The D-value is a statistic that estimates the number of points that a team would expect to score against an "average" quizbowl team. It is useful in comparing the performance of all teams that play a given packet set, in situations where multiple tournaments use the same packet set, thus making it impossible to directly compare the performance of two different teams.
D-value = 20 x (Adjusted TPPTH + Adjusted BHPTH x PPB)
Meaning of Component Statistics
The tossup points per tossup heard, or TPPTH, is computed by dividing the total number of tossup points a team scored by the number of tossups it heard. TPPTH is adjusted by multiplying by a strength-of-schedule factor that measures how difficult it was to score tossup points against a given team's slate of opponents, relative to all teams that played the set.
The bonuses heard per tossup heard, or BHPTH, is computed by counting the number of tossups a team answered correctly, and dividing by the number of tossups it heard. Most properly, all overtime tossups would be removed before computing BHPTH, but for ease of data collection this is not usually done. Like TPPTH, BHPTH is adjusted by multiplying the same strength-of-schedule factor.
The points per bonus, or PPB, is just the team's bonus conversion.
The resulting computation, TPPTH + (BHPTH x PPB), gives the expected number of points a team would score on a random tossup against a statistically average tossup-converting team. This number is converted to a more intuitive statistic, the number of points scored in an average game, by multiplying by 20 (since there are typically 20 tossups in an untimed match, and statistics for timed matches are typically normalized to "per 20 tossups heard").
NAQT Additional Modifications
There are two additional modifications done by NAQT to use the D-value as a measure of team strength on NAQT questions.
The first modification uses "difficulty correction factors" (DCs) that account for teams playing in combined (Division I and Division II) fields on the wrong packet set. This ensures that, for instance, a Division II team that is forced to play the Division I SCT set (because not enough Division II teams signed up for the tournament) is not penalized for playing a tougher set. While the DCs were derived arbitrarily, there is a small amount of evidence that they are at least in the right ballpark.
The second modification uses an "order of finish correction" that accounts for the contingency that a statistically better team finishes behind a statistically worse team at a given SCT. In practice, it can be kind of tricky to determine exactly which teams to include. A good general rule of thumb is that if the average D-value of a set of teams is increased by including the next-lowest-finishing team, then the next-lowest-finishing team is included in the set and the new average D-value is computed.
These modifications allow NAQT to reward teams for finishing higher at their tournament, and to not penalize (too much) teams that play an inappropriate packet set for their division.
Criticism of D-Values
The D-value has been criticized as an example of mathturbation, given the insufficiency and inaccuracy of the data sets used to compute it.

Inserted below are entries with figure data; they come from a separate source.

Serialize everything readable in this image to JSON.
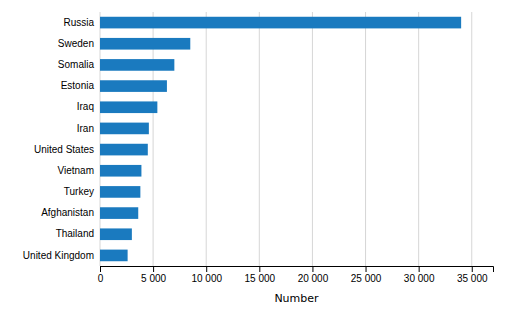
{
  "chart_data": {
    "type": "bar",
    "orientation": "horizontal",
    "categories": [
      "Russia",
      "Sweden",
      "Somalia",
      "Estonia",
      "Iraq",
      "Iran",
      "United States",
      "Vietnam",
      "Turkey",
      "Afghanistan",
      "Thailand",
      "United Kingdom"
    ],
    "values": [
      34000,
      8500,
      7000,
      6300,
      5400,
      4600,
      4500,
      3900,
      3800,
      3600,
      3000,
      2600
    ],
    "color": "#1a7abf",
    "xlabel": "Number",
    "xlim": [
      0,
      37000
    ],
    "xticks": [
      0,
      {
        "value": 5000,
        "label": "5 000"
      },
      {
        "value": 10000,
        "label": "10 000"
      },
      {
        "value": 15000,
        "label": "15 000"
      },
      {
        "value": 20000,
        "label": "20 000"
      },
      {
        "value": 25000,
        "label": "25 000"
      },
      {
        "value": 30000,
        "label": "30 000"
      },
      {
        "value": 35000,
        "label": "35 000"
      }
    ],
    "grid": true
  }
}
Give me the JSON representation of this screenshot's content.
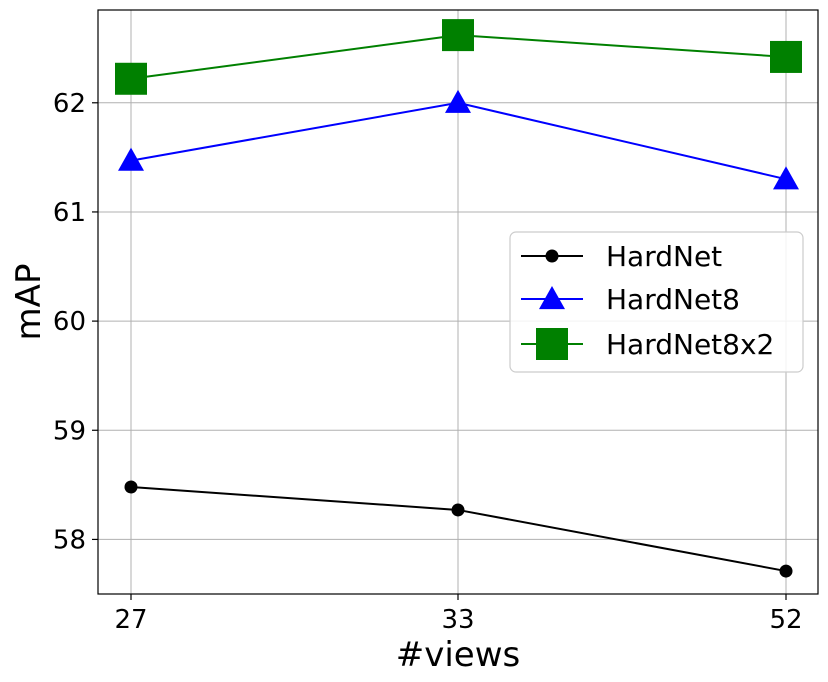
{
  "chart_data": {
    "type": "line",
    "title": "",
    "xlabel": "#views",
    "ylabel": "mAP",
    "categories": [
      "27",
      "33",
      "52"
    ],
    "yticks": [
      "58",
      "59",
      "60",
      "61",
      "62"
    ],
    "ylim": [
      57.5,
      62.85
    ],
    "grid": true,
    "legend_position": "center-right",
    "series": [
      {
        "name": "HardNet",
        "color": "#000000",
        "marker": "circle",
        "values": [
          58.48,
          58.27,
          57.71
        ]
      },
      {
        "name": "HardNet8",
        "color": "#0000ff",
        "marker": "triangle",
        "values": [
          61.47,
          62.0,
          61.3
        ]
      },
      {
        "name": "HardNet8x2",
        "color": "#008000",
        "marker": "square",
        "values": [
          62.22,
          62.62,
          62.42
        ]
      }
    ]
  }
}
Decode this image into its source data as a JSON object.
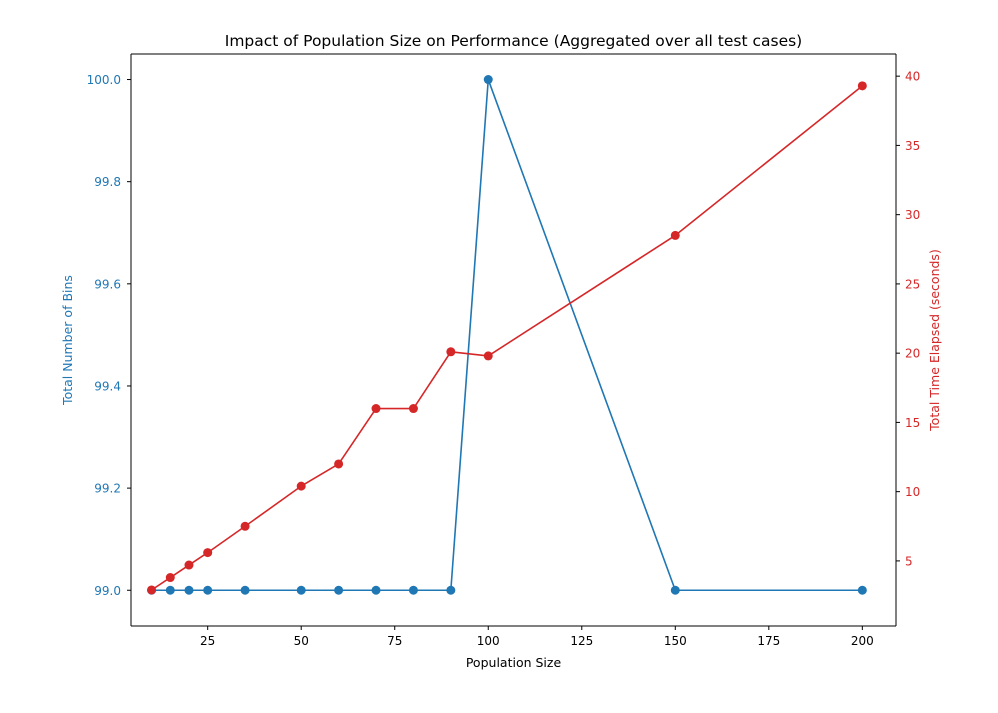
{
  "chart_data": {
    "type": "line",
    "title": "Impact of Population Size on Performance (Aggregated over all test cases)",
    "xlabel": "Population Size",
    "ylabel_left": "Total Number of Bins",
    "ylabel_right": "Total Time Elapsed (seconds)",
    "x": [
      10,
      15,
      20,
      25,
      35,
      50,
      60,
      70,
      80,
      90,
      100,
      150,
      200
    ],
    "xlim": [
      4.5,
      209
    ],
    "xticks": [
      25,
      50,
      75,
      100,
      125,
      150,
      175,
      200
    ],
    "ylim_left": [
      98.93,
      100.05
    ],
    "yticks_left": [
      99.0,
      99.2,
      99.4,
      99.6,
      99.8,
      100.0
    ],
    "ylim_right": [
      0.3,
      41.6
    ],
    "yticks_right": [
      5,
      10,
      15,
      20,
      25,
      30,
      35,
      40
    ],
    "grid": false,
    "series": [
      {
        "axis": "left",
        "color": "#1f77b4",
        "values": [
          99,
          99,
          99,
          99,
          99,
          99,
          99,
          99,
          99,
          99,
          100,
          99,
          99
        ]
      },
      {
        "axis": "right",
        "color": "#d62728",
        "values": [
          2.9,
          3.8,
          4.7,
          5.6,
          7.5,
          10.4,
          12.0,
          16.0,
          16.0,
          20.1,
          19.8,
          28.5,
          39.3
        ]
      }
    ]
  }
}
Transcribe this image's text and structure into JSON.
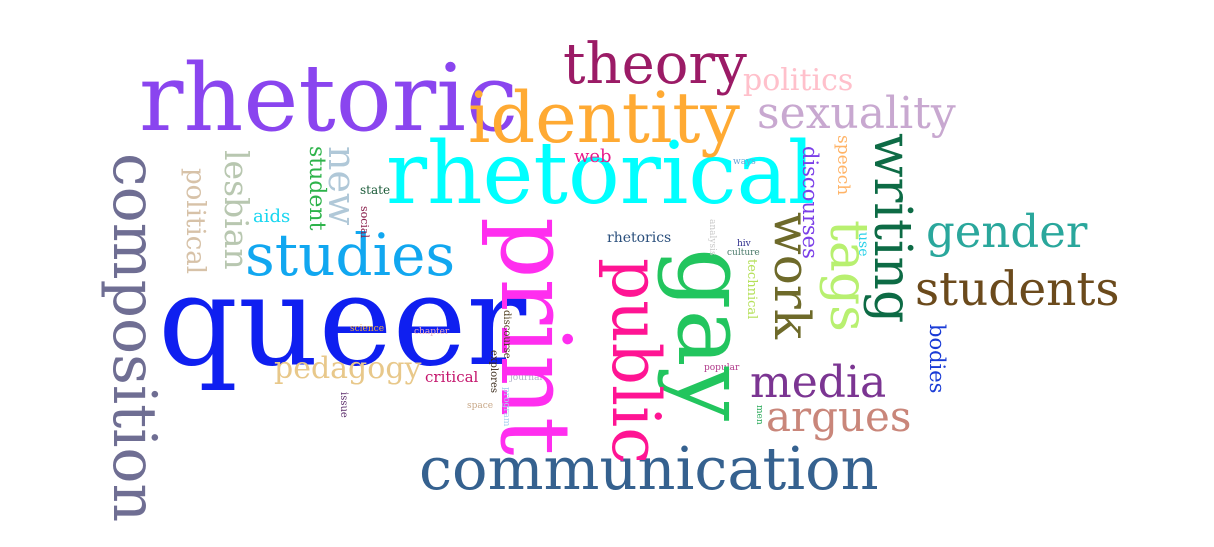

However, since this criticism would apply to any reasonably simple, transparent, and unbiased ranking of teams given current data collection limitations, and since NAQT needs a reasonably simple, transparent, and unbiased ranking of teams to determine ICT wild card bids, the D-value is seen as a relatively benign example.
The D-value has also been criticized for its ability to overestimate the ability of teams in exceptionally strong fields and underestimate the ability of teams in exceptionally weak fields. More complex strength-of-schedule adjustments could be used to diminish the influence of fields that strongly deviate from average strength.
Based on where teams have been placed relative to their strength at other tournaments, the D-value clearly overrates the performance of DI teams playing on DII questions against mostly DII opponents in combined fields. Solving the issue of some teams playing what is essentially an entirely different tournament is one of the most difficult problems in the D-value calculation. There is a fixed numerical de-multiplier in the current formula that assumes all teams experience a fixed and equal benefit from this scenario. Changing the SCT rules so that combined fields do not occur may be an easier and more logical solution to this problem than looking for a magic number that probably does not exist.
One of the chief fallacies in discussions of the D-value is that it "mostly" predicts ICT order of finish correctly, e.g. https://hsquizbowl.org/forums/viewtopic.php?p=340884#p340884 asserts that "about 75% of a team's ICT performance is predicted by the team's D value." This ignores the fact that anyone with a basic familiarity regarding a given year's college quizbowl teams can get a prediction of the ICT standings "about 75% right" and the only purpose of the D-value is to correctly sort out which teams receive the 25th through 36th ICT invitations vs. which teams are 37th through the mid-40s. Whether the D-value does any better than proposed alternative formulas or a human-based ranking panel at sorting out the bubble teams is both a matter of ongoing dispute and the only real question that should be asked about the D-value's reliability.